Axium
- Company type: Private
- Industry: Software
- Founded: 1993
- Headquarters: Portland, Oregon, United States
- Area served: United States
- Products: Project accounting software
- Parent: Deltek, Inc.
- Website: axium.com

= Axium (company) =

Software company

Axium (XTS Software) is a privately held software company founded in 1993 and based in Portland, Oregon. Axium has created accounting, project management, and business development software for the architecture and engineering (A/E) industries. Axium was named one of the fastest-growing private companies by the Portland Business Journal in 2008, 2009, and 2010. Axium was rated as one of the top 100 companies to work for in the State of Oregon in 2009 and 2010 by Oregon Business magazine.

==History==
In 1983, Alan Mills formed a joint venture with Timberline Software and developed the architecture & engineering specific product offering. On September 27, 1996, Timberline Software sold its Architecture & Engineering product line to Mills and Cathy Mills. In 2004, Axium launched an entirely new software platform, Ajera, which makes up its core offering today. The company announced plans to move to neighboring Tigard's Lincoln Center in 2010. The company had revenues of $10.9 million for 2011 and had 78 employees at that time. Axium was sold in December 2012 to 2ndWave Software, but was to retain its headquarters in Oregon.

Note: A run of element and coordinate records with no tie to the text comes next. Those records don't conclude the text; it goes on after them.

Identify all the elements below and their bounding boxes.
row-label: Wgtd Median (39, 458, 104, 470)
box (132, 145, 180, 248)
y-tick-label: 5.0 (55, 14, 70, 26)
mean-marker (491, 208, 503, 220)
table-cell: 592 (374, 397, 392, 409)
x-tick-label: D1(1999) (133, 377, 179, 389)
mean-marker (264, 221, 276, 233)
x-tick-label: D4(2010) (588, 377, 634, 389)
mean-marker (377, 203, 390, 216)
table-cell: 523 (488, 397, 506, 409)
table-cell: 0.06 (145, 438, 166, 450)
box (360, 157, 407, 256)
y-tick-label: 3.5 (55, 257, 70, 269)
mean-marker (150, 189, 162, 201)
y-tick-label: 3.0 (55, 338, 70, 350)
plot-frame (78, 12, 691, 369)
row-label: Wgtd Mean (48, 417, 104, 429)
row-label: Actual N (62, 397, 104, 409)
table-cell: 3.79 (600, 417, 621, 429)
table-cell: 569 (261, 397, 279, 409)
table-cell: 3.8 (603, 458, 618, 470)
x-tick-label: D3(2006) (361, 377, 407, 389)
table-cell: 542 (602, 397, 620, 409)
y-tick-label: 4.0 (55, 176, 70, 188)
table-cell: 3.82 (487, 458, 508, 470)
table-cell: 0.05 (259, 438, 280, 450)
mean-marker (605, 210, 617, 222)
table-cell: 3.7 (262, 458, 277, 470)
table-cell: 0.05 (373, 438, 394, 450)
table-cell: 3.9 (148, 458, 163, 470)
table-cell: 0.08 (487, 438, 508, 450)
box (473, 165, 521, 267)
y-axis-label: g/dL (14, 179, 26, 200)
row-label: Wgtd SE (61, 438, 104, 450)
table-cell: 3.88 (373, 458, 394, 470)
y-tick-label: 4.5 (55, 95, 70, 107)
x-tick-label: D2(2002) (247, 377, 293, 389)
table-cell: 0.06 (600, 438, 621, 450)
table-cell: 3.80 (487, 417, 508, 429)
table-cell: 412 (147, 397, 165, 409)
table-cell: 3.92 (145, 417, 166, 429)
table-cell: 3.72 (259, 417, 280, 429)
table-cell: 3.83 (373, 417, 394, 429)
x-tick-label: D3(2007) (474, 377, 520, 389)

Axium launched a new product, Project Trek, in 2014. This came after the company acquired ArchitTrek in March 2014 in an effort to add collaboration and construction project management to its offering.

===Acquisition by Deltek===
In June 2014, Axium was acquired by Deltek, Inc. The terms of the acquisition were not disclosed. While Deltek announced plans to incorporate Axium's software solutions into their own offering and reported that the acquisition would speed their growth, Axium continues to operate as a separate entity and serve their 3,500+ existing customers.